Executive Director, National Recycling Coalition
We've heard from local groups such as the Northeast Resource Recovery Association how often they help communities figure out their contracts, and it is a very local issue. Though at the same time we're also discussing international factors. Plus material is often crossing state lines.
GRIEK: Yeah, absolutely. I'm in Colorado and luckily, within I'd say the last two years, we've had a couple of companies come in that can help deal with glass. Momentum and Clear Intentions. But when it comes to some of the other materials we're not so lucky and a lot of that material is shipped to the Southeast, it's shipped to the Midwest, it's shipped over to China. So in Colorado they've been starting to look at how do we create local markets, and haven't gotten terribly far on that.
Low tip fees probably make that challenging, as they do in other parts of the country.

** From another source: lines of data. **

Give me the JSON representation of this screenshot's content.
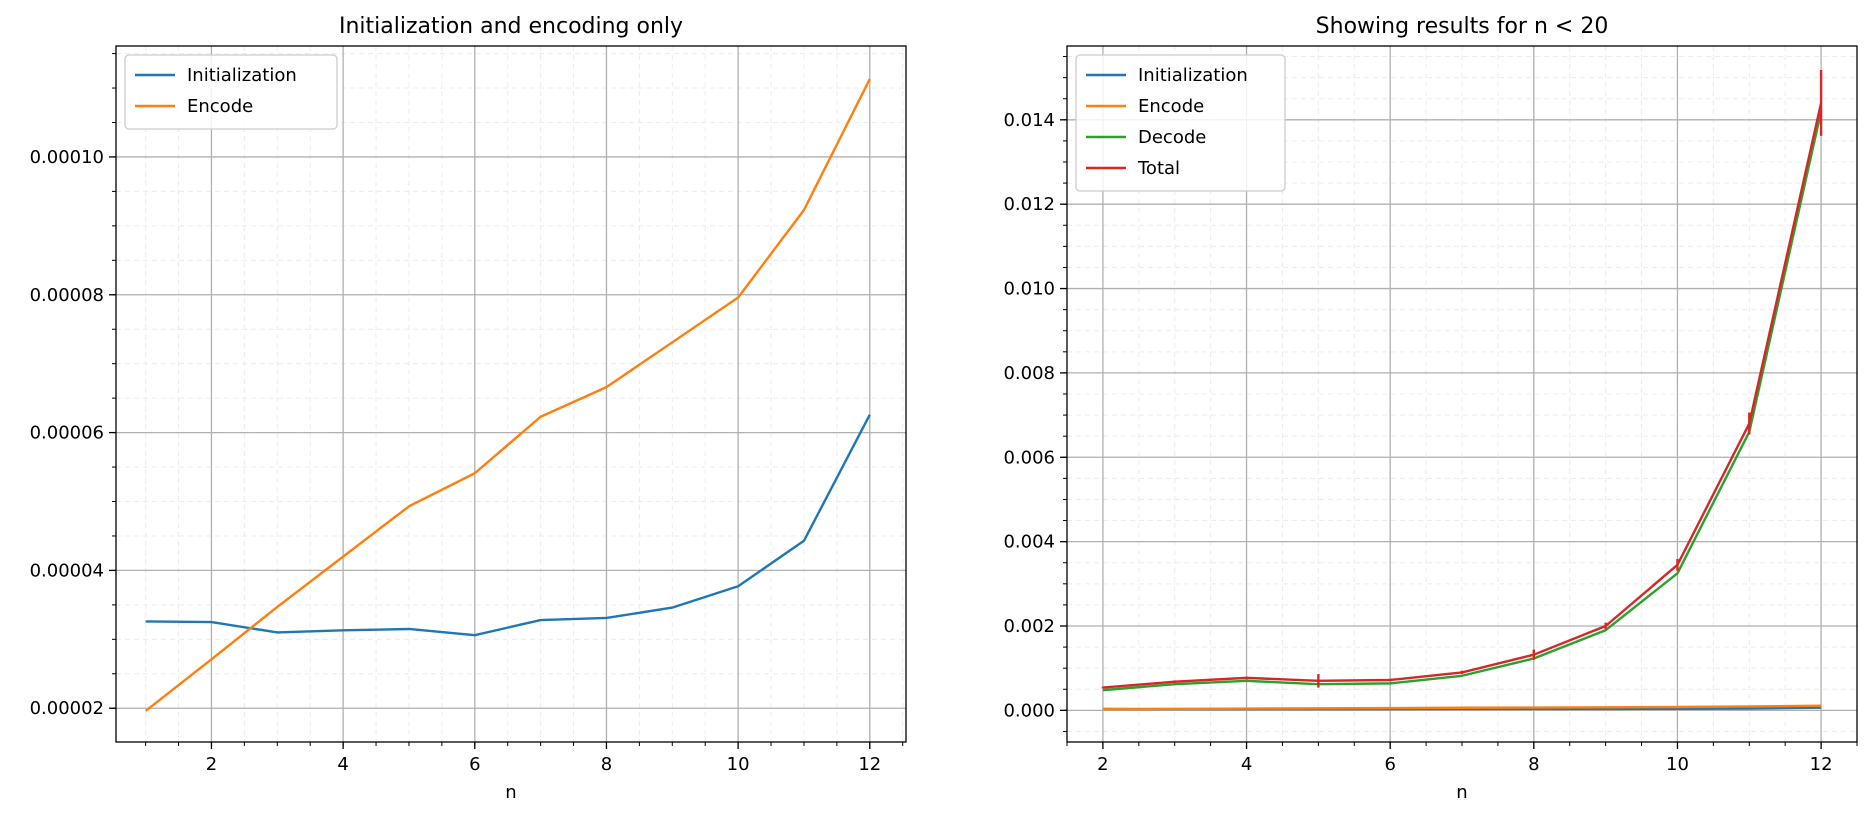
{
  "chart_data": [
    {
      "type": "line",
      "title": "Initialization and encoding only",
      "xlabel": "n",
      "ylabel": "",
      "xlim": [
        0.55,
        12.55
      ],
      "ylim": [
        1.51e-05,
        0.0001161
      ],
      "xticks": [
        2,
        4,
        6,
        8,
        10,
        12
      ],
      "xtick_labels": [
        "2",
        "4",
        "6",
        "8",
        "10",
        "12"
      ],
      "yticks": [
        2e-05,
        4e-05,
        6e-05,
        8e-05,
        0.0001
      ],
      "ytick_labels": [
        "0.00002",
        "0.00004",
        "0.00006",
        "0.00008",
        "0.00010"
      ],
      "grid": true,
      "minor_grid": true,
      "legend_position": "top-left",
      "x": [
        1,
        2,
        3,
        4,
        5,
        6,
        7,
        8,
        9,
        10,
        11,
        12
      ],
      "series": [
        {
          "name": "Initialization",
          "color": "#1f77b4",
          "values": [
            3.26e-05,
            3.25e-05,
            3.1e-05,
            3.13e-05,
            3.15e-05,
            3.06e-05,
            3.28e-05,
            3.31e-05,
            3.46e-05,
            3.77e-05,
            4.43e-05,
            6.26e-05
          ]
        },
        {
          "name": "Encode",
          "color": "#ff7f0e",
          "values": [
            1.96e-05,
            2.71e-05,
            3.47e-05,
            4.2e-05,
            4.93e-05,
            5.41e-05,
            6.23e-05,
            6.66e-05,
            7.31e-05,
            7.96e-05,
            9.23e-05,
            0.0001113
          ]
        }
      ]
    },
    {
      "type": "line",
      "title": "Showing results for n < 20",
      "xlabel": "n",
      "ylabel": "",
      "xlim": [
        1.5,
        12.5
      ],
      "ylim": [
        -0.00075,
        0.01575
      ],
      "xticks": [
        2,
        4,
        6,
        8,
        10,
        12
      ],
      "xtick_labels": [
        "2",
        "4",
        "6",
        "8",
        "10",
        "12"
      ],
      "yticks": [
        0,
        0.002,
        0.004,
        0.006,
        0.008,
        0.01,
        0.012,
        0.014
      ],
      "ytick_labels": [
        "0.000",
        "0.002",
        "0.004",
        "0.006",
        "0.008",
        "0.010",
        "0.012",
        "0.014"
      ],
      "grid": true,
      "minor_grid": true,
      "legend_position": "top-left",
      "x": [
        2,
        3,
        4,
        5,
        6,
        7,
        8,
        9,
        10,
        11,
        12
      ],
      "series": [
        {
          "name": "Initialization",
          "color": "#1f77b4",
          "values": [
            3.25e-05,
            3.1e-05,
            3.13e-05,
            3.15e-05,
            3.06e-05,
            3.28e-05,
            3.31e-05,
            3.46e-05,
            3.77e-05,
            4.43e-05,
            6.26e-05
          ]
        },
        {
          "name": "Encode",
          "color": "#ff7f0e",
          "values": [
            2.71e-05,
            3.47e-05,
            4.2e-05,
            4.93e-05,
            5.41e-05,
            6.23e-05,
            6.66e-05,
            7.31e-05,
            7.96e-05,
            9.23e-05,
            0.0001113
          ]
        },
        {
          "name": "Decode",
          "color": "#2ca02c",
          "values": [
            0.00048,
            0.00062,
            0.0007,
            0.00062,
            0.00064,
            0.00082,
            0.00123,
            0.0019,
            0.00325,
            0.0066,
            0.0142
          ]
        },
        {
          "name": "Total",
          "color": "#d62728",
          "values": [
            0.00054,
            0.00068,
            0.00077,
            0.0007,
            0.00072,
            0.0009,
            0.00132,
            0.002,
            0.00345,
            0.0068,
            0.0144
          ],
          "errors": [
            2e-05,
            3e-05,
            3e-05,
            0.00016,
            3e-05,
            4e-05,
            0.00012,
            8e-05,
            0.00014,
            0.00026,
            0.00078
          ]
        }
      ]
    }
  ]
}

GRIEK: We also have an issue with transportation. For some reason, transportation in and out of Colorado is higher than it is to many other states. There's a lot of issues in terms of the whole recycling industry — there's the design side of things, there's the transportation, there's the processing, there's the end markets. If we don't have end markets we might as well fold up and go home because otherwise what are you going to do? You're just going to build a big pile of something that you've been spent time and money sorting and moving around and it's not going to go anywhere.
Do you see NRC playing a role in helping to drive that conversation about how to create more domestic end markets?

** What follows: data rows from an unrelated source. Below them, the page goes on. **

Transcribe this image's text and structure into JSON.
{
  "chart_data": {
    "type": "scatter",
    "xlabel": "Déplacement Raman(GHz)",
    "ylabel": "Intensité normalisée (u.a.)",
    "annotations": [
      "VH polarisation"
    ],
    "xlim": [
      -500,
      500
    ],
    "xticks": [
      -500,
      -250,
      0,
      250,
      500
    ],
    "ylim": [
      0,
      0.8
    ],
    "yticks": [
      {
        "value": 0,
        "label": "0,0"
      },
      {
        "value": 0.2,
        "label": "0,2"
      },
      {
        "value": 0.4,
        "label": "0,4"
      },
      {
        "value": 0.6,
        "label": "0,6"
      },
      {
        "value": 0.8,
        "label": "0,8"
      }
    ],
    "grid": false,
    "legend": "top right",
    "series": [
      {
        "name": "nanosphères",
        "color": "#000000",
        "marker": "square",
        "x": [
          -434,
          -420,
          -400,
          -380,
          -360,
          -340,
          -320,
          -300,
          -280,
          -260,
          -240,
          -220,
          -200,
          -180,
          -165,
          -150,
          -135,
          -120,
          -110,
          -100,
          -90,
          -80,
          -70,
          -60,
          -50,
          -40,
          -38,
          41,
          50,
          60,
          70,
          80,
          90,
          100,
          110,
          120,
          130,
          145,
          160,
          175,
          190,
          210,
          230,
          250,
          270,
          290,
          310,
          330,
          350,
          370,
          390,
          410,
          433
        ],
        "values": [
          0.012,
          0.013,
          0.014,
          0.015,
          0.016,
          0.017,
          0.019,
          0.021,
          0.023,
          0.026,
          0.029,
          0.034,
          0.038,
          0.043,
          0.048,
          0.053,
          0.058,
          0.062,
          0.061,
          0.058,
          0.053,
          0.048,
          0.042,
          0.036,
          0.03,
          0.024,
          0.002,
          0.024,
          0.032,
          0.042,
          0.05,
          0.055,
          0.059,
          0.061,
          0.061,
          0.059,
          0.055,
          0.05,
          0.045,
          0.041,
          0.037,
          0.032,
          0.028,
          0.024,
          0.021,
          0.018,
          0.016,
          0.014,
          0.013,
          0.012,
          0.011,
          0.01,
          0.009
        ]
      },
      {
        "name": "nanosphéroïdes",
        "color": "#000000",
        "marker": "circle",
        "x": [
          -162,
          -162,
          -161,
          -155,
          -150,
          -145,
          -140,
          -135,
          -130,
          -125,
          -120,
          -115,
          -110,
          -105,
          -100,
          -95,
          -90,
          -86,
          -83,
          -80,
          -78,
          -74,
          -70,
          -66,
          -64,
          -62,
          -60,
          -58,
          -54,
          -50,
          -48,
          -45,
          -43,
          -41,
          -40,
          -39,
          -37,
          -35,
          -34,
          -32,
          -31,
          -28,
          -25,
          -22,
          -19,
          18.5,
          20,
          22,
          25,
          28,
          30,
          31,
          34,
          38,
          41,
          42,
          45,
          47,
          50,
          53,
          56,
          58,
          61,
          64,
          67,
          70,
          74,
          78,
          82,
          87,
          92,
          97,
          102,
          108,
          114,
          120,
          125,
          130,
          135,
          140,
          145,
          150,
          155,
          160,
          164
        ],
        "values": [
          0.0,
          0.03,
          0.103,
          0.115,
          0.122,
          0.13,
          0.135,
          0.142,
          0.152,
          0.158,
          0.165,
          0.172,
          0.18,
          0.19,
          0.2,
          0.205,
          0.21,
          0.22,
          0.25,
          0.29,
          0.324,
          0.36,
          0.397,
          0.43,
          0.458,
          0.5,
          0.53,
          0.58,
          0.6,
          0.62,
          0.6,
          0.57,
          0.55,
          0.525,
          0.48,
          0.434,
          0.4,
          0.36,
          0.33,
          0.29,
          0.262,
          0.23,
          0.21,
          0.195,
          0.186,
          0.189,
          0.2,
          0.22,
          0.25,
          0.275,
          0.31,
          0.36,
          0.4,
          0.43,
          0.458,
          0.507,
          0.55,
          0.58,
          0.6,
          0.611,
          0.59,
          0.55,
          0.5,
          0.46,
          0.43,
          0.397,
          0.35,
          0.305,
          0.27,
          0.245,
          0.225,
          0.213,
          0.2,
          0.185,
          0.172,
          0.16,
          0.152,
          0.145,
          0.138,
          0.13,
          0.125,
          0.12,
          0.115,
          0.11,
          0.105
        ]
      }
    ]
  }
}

GRIEK: If the demand is there then people are going to invest. So I think that's part of what NRC can start to work on in terms of how do you build that demand. Who do you go to? How do we work with these trade organizations to say how do you get your members to demand more recycled product? How do we get that product to your members in a way that's more consistent and reliable? So I think that there's work that can be done and collaboration and discussion. NRC can convene events like this where we bring those people together and try and get movement and see what we can do in terms of buy-in.
How can professionals or companies on the collection and sorting side get involved?
GRIEK: Well you can start by becoming members of your state recycling organization, that's always a good one. And then if you don't have one you can directly join NRC. Because that way we can get information to you and then you can get information back to us. Participate in webinars that NRC is sponsoring along with the Pennsylvania Markets Recycling Group. We do newsletters. We'd love to hear about what folks out there are doing. If people have ideas bring 'em on. I think that there's people out there who may not have the solution, but have some really new ways of looking at things. Some of us have been in the industry for so long you kind of forget that you're inside a box.
Those are good things, and people should also be talking to your legislators, talking to your elected officials. Because most people think of it as waste, as trash. Somebody else is going to deal with it. It's going to go away. It's not. We all generate it. It's in our backyards whether we know it or not and if we want to be smart about this we want to deal with it in the best way possible. And we're not really doing that right now.